Dear Person Who Is Considering Creating a Virtual Summit:
Before you check “host virtual summit” off your list of goals for the year, I offer you some friendly advice.
First, kudos to you for taking on this big project and huge organizational challenge!
Since most people who host online summits do so as a tactic to grow their audience size, as you go about selecting the “experts” who will speak/present/be interviewed for your summit, it’s likely that you may be looking for people who already have a large audience.
This is only natural: you want their audience to become your audience.
So it’s not surprising if you want to ask your potential invitees the size of their mailing lists before you sign them on your “guest expert” roster.

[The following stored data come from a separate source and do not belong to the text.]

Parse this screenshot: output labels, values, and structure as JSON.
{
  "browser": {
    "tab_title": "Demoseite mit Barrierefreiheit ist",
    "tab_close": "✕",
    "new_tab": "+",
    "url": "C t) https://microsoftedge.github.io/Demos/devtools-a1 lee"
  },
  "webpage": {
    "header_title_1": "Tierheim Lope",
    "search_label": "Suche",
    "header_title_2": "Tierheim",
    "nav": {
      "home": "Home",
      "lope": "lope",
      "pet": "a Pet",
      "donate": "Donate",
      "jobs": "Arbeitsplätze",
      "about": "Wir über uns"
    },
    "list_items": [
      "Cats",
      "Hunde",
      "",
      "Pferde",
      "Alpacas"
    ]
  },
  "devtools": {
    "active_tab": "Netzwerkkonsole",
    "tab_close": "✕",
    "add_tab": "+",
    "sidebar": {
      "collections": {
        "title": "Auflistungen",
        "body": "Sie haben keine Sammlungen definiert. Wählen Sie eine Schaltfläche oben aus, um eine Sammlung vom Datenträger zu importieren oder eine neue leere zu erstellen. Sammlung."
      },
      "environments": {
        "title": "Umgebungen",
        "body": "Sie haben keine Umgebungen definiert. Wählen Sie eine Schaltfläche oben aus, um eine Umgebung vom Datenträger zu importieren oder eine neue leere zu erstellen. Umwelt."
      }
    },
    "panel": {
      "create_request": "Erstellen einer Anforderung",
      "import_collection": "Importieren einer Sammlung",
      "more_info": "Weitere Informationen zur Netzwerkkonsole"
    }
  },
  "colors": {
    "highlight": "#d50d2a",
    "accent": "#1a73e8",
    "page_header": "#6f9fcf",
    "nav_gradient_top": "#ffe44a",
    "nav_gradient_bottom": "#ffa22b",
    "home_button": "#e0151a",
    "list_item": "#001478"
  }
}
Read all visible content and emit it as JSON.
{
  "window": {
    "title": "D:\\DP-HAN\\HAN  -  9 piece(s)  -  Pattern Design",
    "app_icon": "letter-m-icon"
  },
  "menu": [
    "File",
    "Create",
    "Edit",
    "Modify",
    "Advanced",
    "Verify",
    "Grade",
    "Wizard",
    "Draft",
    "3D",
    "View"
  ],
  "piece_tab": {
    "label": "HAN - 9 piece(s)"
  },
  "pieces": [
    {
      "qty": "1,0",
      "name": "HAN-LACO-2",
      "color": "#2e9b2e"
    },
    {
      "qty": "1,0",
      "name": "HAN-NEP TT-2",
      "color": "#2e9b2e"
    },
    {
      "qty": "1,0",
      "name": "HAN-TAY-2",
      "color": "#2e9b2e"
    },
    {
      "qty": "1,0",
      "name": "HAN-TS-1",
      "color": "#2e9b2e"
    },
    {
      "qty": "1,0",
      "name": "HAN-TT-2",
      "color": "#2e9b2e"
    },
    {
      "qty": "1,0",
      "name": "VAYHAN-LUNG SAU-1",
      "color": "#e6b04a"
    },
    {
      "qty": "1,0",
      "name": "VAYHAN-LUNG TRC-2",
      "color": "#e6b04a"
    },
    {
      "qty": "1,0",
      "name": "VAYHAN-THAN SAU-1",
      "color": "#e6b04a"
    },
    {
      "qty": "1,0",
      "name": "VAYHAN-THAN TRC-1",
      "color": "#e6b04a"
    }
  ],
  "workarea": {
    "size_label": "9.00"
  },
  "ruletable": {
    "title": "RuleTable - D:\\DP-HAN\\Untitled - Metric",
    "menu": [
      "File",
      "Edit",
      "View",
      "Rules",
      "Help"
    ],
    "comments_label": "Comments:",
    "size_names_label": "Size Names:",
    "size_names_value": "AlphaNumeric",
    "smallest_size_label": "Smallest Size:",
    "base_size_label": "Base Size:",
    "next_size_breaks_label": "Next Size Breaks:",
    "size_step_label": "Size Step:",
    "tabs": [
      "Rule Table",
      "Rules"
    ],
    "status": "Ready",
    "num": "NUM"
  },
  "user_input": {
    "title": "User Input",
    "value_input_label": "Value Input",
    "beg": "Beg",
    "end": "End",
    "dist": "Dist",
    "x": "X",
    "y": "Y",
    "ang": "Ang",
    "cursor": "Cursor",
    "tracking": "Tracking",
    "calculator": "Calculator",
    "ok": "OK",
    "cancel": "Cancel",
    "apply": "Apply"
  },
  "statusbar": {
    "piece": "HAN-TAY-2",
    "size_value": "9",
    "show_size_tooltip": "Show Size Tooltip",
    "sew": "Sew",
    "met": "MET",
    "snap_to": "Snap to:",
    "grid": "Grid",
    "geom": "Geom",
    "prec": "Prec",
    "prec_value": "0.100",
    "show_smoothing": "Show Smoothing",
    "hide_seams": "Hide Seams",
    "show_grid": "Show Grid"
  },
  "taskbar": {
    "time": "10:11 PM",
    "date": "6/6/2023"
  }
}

You have a goal for a certain number of people you’re hoping the summit will bring on board, and by adding up the numbers in your various “experts'” audiences, you can get a rough idea of how many people will, at the very least, be exposed to the summit. And hopefully some decent percentage of those will subscribe.
Be advised, however, that inviting people to participate in your summit, and asking them to set aside time for a phone appointment with you, BEFORE you let them know that you have a MINIMUM LIST SIZE, is very bad business practice.
When someone sets aside time on their calendar to speak with you about your summit — for which you have already invited them to present…
And then you get them on the phone and tell them all about your summit, and what a good fit you think they’d be…
And then you ask them the size of their list…
And then you UN-invite them, because their list is not up to your standards…
This is Very Bad Business Practice.
In fact, it is a very fast way to burn bridges.
So, as you plan your summit (which I’m sure will be absolutely wonderful, and not just the same old, same old, which everyone and their mother seems to be doing these days), I suggest that it would be wise and politic for you to let your potential “guest experts” know in advance that list size is more important to you than the value that they might conceivably bring to your summit’s audience, and that you are only inviting “guest experts” who have a list size of X-thousand or more (whatever your particular specifications are), before they move things around in their calendar in order to accommodate a phone call with you.
If you waste people’s time, and UN-invite them to something that you had previously invited them to, it has a tendency to make them not think very kindly toward you.
With that in mind, I wish you a wonderful summit!